A new Perspective on Dichotomies in Socionics - Pyramid Diagrams, Draft

[Exodus]

This is my delima - I can either write a popular paper that is easy to understand but not very technical, or I can use mathimatical proofs to prove this not only works but it is a mathematical fact. I've been trying to write this damn thing for over a year, but I finally got closure when I talked to Reinin and Gulenko and they both said that they don't know the math, so I decided to write a popular paper and trust they will see the truth in it. I was thinking of including annotated proofs in the appendix, but it is a low priority now.

The basic flow of the proofs would be:
Prove the reinin dichotomies are abelian groups
Use the "fundamental theorem of abelian groups" to turn the abelian group into the internal direct product of Z2 cyclic groups
Show the order of this group is Z2^4
Show that is Isomorphic to the pyramid diagram
Use this property to project each trait onto the diagram to create a type of block design called a steiner system
Show the meaning of each subgroup

Just in case you're still trying to do this:

Dichotomies form an abelian group under the XOR/interleaving operation (which has (A XOR B) and (A == B) as its two halves). It's pretty easy to show that this operation is commutative/abelian, and that X + X = 0 for all X. This immediately gives you that it's a product of Z2's. If you also define Reinin dichotomies as being generated by four independent dichotomies, then you get Z2^4.

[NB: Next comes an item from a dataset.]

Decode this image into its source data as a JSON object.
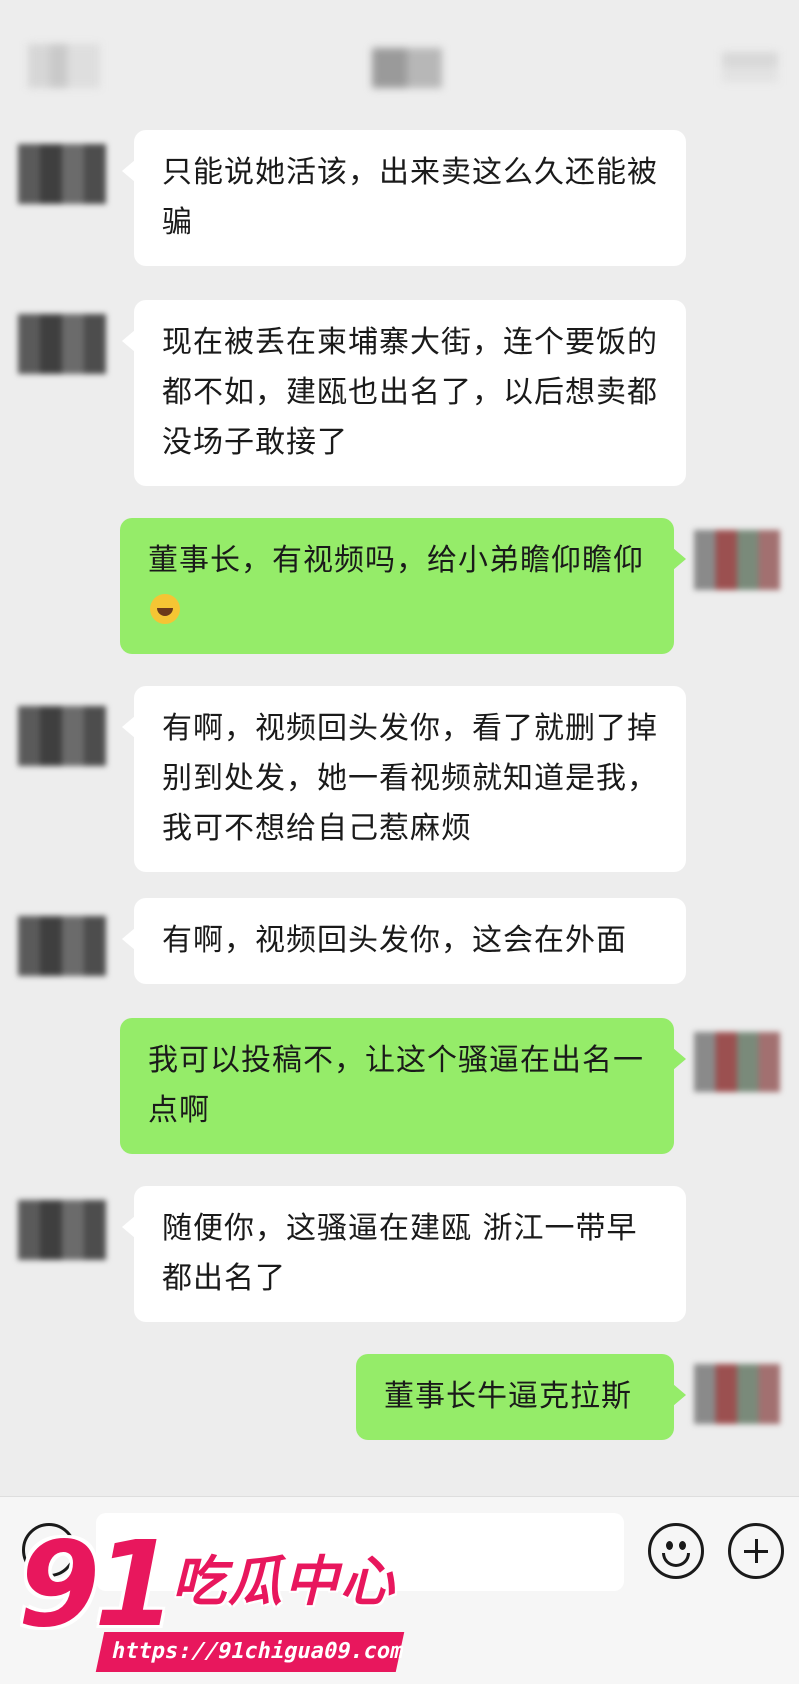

That's just the math part though. I'm highly skeptical of typing people by tallying up Reinin dichotomies, to say the least.

[Lao Tzunami]

Just in case you're still trying to do this:

Dichotomies form an abelian group under the XOR/interleaving operation (which has (A XOR B) and (A == B) as its two halves). It's pretty easy to show that this operation is commutative/abelian, and that X + X = 0 for all X. This immediately gives you that it's a product of Z2's. If you also define Reinin dichotomies as being generated by four independent dichotomies, then you get Z2^4

Yes, I am still interested. However, I would like to define each Z2 element as a sign group (the multiplicative group of +1 and -1) not with Boolean logic. It's been a while since I've written a proof. I think we know each other from the world socionics society. Are you interested in helping me or do you know of any good resources?

[Exodus]

Yes, I am still interested. However, I would like to define each Z2 element as a sign group (the multiplicative group of +1 and -1) not with Boolean logic. It's been a while since I've written a proof. I think we know each other from the world socionics society. Are you interested in helping me or do you know of any good resources?

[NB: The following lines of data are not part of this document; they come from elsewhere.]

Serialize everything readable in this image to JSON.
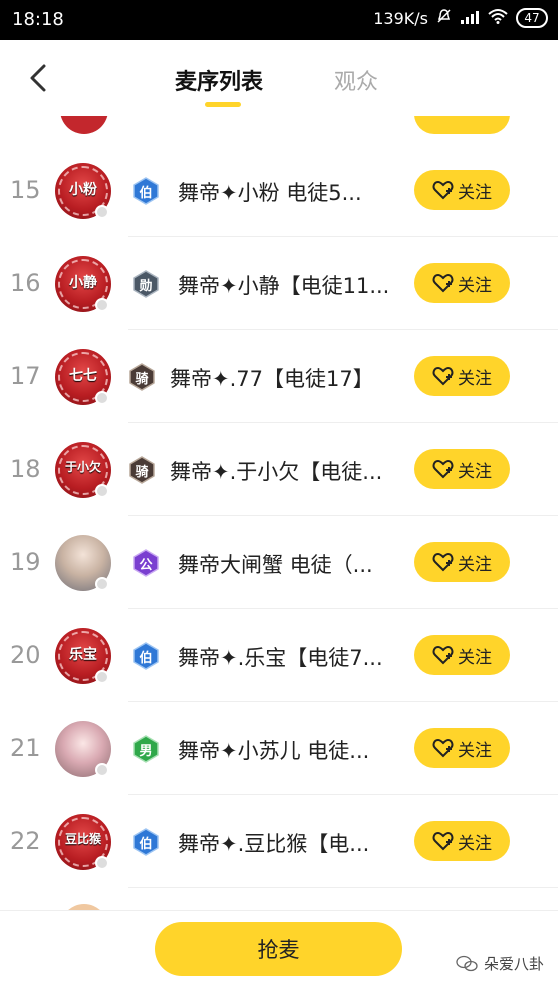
{
  "status_bar": {
    "time": "18:18",
    "net_speed": "139K/s",
    "battery": "47"
  },
  "header": {
    "tab_active": "麦序列表",
    "tab_inactive": "观众"
  },
  "rows": [
    {
      "rank": "15",
      "avatar_text": "小粉",
      "badge": "伯",
      "badge_color": "#2f78d6",
      "name": "舞帝✦小粉  电徒5...",
      "follow": "关注"
    },
    {
      "rank": "16",
      "avatar_text": "小静",
      "badge": "勋",
      "badge_color": "#4b5866",
      "name": "舞帝✦小静【电徒11...",
      "follow": "关注"
    },
    {
      "rank": "17",
      "avatar_text": "七七",
      "badge": "骑",
      "badge_color": "#4a3b36",
      "name": "舞帝✦.77【电徒17】",
      "follow": "关注"
    },
    {
      "rank": "18",
      "avatar_text": "于小欠",
      "badge": "骑",
      "badge_color": "#4a3b36",
      "name": "舞帝✦.于小欠【电徒...",
      "follow": "关注"
    },
    {
      "rank": "19",
      "avatar_text": "",
      "badge": "公",
      "badge_color": "#7a3fd0",
      "name": "舞帝大闸蟹 电徒（...",
      "follow": "关注"
    },
    {
      "rank": "20",
      "avatar_text": "乐宝",
      "badge": "伯",
      "badge_color": "#2f78d6",
      "name": "舞帝✦.乐宝【电徒7...",
      "follow": "关注"
    },
    {
      "rank": "21",
      "avatar_text": "",
      "badge": "男",
      "badge_color": "#2fa84a",
      "name": "舞帝✦小苏儿 电徒...",
      "follow": "关注"
    },
    {
      "rank": "22",
      "avatar_text": "豆比猴",
      "badge": "伯",
      "badge_color": "#2f78d6",
      "name": "舞帝✦.豆比猴【电...",
      "follow": "关注"
    }
  ],
  "bottom": {
    "grab_mic": "抢麦",
    "watermark": "朵爱八卦"
  },
  "colors": {
    "accent": "#ffd42a"
  }
}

If you define it as a product of multiplication groups then it's basically abelian by definition and there is nothing to prove. The interesting part is that you can "multiply" the natural groupings of types (dichotomies) in such a way that they form a vector space.

[Lao Tzunami]

If you define it as a product of multiplication groups then it's basically abelian by definition and there is nothing to prove. The interesting part is that you can "multiply" the natural groupings of types (dichotomies) in such a way that they form a vector space.

If possible, I would like to write a long proof that does not take short cuts or apply laws only known to mathematicians to arrive at the answer. I'm assuming that almost everyone who reads this has not even heard of a graded vector spaces. Ideally, I would use only the most basic opperations and have a column next to each step explaining with words what I am doing and giving the appropiate background. If there is not a reasonable chance the layman could follow my proof, then it is not worth writing.

In school, I've been asked to recreate importaint proofs, like in physics and calculus. These proofs are facts, we know they work 100%, but the exercise shows "why" they work. I would like to include that "why" in all of my proofs.

Also, my final proof will be quite a bit more complex than just proving a single vectorspace or geometric projection. Eventually, I am going to take the direct product of multiple vector spaces. A great example is how the direct producted of the information elements and functions creates the 16 types or how the direct product of two types creates the intertype relations.

There is some nuance to this, as I think you have commented in your own article, because you can make the model appear unbalanced with out a full explanation. I think you define the supervisions rings as Dih4 if I remember right. This is unnecessary if you account for the rationality dichotomy, but i cannot just define the type dichotomies as z2 sign group and have that point understood.